Sous-section I – Les images non constitutives de signatures électroniques
1239 Les procédés techniques de signature dématérialisée aujourd’hui utilisés ne sont pas nécessairement des signatures électroniques au sens du règlement eIDAS et du Code civil produisant les effets juridiques qui y sont attachés. Pour être jugé fiable, le procédé en question doit assurer l’identité du signataire et garantir l’intégrité de l’acte signé.
1240 – La signature scannée. – La jurisprudence a ainsi eu l’occasion de préciser qu’une signature simplement scannée et apposée sur un document ne pouvait pas être assimilée à une signature électronique car ne présentait pas des garanties suffisantes de fiabilité464. La signature scannée ne permet pas en effet de vérifier l’identité du signataire, de sorte que l’engagement juridique du signataire ne peut pas être garanti. Il suffit effectivement de scanner le graphisme d’une signature pour obtenir une signature scannée sans qu’un lien d’identité soit établi entre le document et le scan de la signature. Il est par ailleurs tout à fait possible que la signature scannée soit utilisée à l’insu de son titulaire. On comprend donc aisément que la jurisprudence n’ait pas souhaité faire produire des effets juridiques à ce type de procédé pour des raisons évidentes de sécurité. Il convient toutefois d’observer que certaines décisions ont reconnu l’efficacité des signatures scannées comme simples signatures sous réserve que la signature, « qui identifie celui qui l’appose, manifeste, conformément aux dispositions de l’article 1316-4 du Code civil (…) son consentement aux obligations découlant de l’acte (…) »465.
1241 – La signature « préimprimée ». – D’une manière générale, les procédés techniques conduisant à simplement reproduire ou établir une signature sans que l’identité de son auteur soit vérifiée ne peuvent pas par principe être considérés juridiquement comme des signatures électroniques. Ce sera par exemple le cas de la signature « préimprimée » qui, comme la signature scannée, ne constitue pas une signature électronique dans la seule mesure où ce type de signature ne permet pas de déterminer avec certitude l’identité de la personne qui l’a apposée466.

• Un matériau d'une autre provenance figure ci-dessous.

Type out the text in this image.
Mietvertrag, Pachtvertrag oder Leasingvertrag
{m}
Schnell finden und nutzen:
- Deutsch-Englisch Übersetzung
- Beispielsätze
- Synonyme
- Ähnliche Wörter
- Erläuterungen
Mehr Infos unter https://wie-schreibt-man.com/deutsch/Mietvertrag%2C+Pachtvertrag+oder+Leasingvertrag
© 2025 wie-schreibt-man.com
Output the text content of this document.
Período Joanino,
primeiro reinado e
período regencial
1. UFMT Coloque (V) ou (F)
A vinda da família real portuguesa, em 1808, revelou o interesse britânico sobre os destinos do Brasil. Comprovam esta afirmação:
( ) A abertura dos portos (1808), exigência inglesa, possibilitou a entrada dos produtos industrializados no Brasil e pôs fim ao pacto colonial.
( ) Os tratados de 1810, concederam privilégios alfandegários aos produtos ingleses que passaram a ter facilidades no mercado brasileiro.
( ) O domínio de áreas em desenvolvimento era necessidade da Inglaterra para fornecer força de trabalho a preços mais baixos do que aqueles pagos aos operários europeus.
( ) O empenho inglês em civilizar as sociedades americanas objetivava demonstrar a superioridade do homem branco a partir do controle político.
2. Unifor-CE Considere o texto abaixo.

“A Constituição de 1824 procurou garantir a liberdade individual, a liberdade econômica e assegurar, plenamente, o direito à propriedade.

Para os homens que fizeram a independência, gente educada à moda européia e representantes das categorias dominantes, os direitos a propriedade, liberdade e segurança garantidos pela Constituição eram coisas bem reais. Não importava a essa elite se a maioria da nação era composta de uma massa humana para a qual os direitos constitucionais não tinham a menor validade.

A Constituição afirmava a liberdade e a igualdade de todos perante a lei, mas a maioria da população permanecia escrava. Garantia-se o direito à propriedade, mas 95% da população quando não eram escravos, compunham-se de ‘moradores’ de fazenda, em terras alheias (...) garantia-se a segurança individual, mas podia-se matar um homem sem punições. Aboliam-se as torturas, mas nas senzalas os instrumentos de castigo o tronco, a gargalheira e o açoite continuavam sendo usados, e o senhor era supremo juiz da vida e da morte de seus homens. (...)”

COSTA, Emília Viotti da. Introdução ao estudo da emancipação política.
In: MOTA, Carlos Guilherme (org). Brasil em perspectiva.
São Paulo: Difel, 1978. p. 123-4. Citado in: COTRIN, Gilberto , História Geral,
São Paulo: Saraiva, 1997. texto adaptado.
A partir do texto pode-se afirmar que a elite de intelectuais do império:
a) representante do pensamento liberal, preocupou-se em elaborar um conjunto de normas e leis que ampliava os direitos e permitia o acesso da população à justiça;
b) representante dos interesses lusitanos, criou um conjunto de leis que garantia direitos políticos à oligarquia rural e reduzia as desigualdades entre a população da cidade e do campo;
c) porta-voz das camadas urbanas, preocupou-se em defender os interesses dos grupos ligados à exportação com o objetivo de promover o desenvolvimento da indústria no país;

1242 – La signature sur tablette. – La signature sur tablette numérique avec l’usage d’un stylet est sans doute le procédé de signature le plus connu en pratique et pourtant, il n’existe pas formellement de critères techniques permettant de la définir. Il s’agit d’un procédé aisément utilisable, non encadré, permettant à une personne de tracer sa signature sur une tablette qui n’est ni plus ni moins qu’une image techniquement non sécurisée. Contrairement aux signatures effectuées à l’aide d’un certificat467, le document signé sur tablette ne fera l’objet d’aucun contrôle d’intégrité, laissant la porte ouverte à des facilités de falsifications ultérieures. Dès lors, dans la seconde qui suit une signature sur tablette, le destinataire pourra, à l’aide d’un logiciel très simple à trouver sur le marché, falsifier la signature de l’émetteur. Aucun contrôle n’est par ailleurs effectué sur l’identité du signataire au moment de l’apposition de la signature. Si cette solution a l’avantage de la facilité, elle a donc l’inconvénient de l’absence de sécurité.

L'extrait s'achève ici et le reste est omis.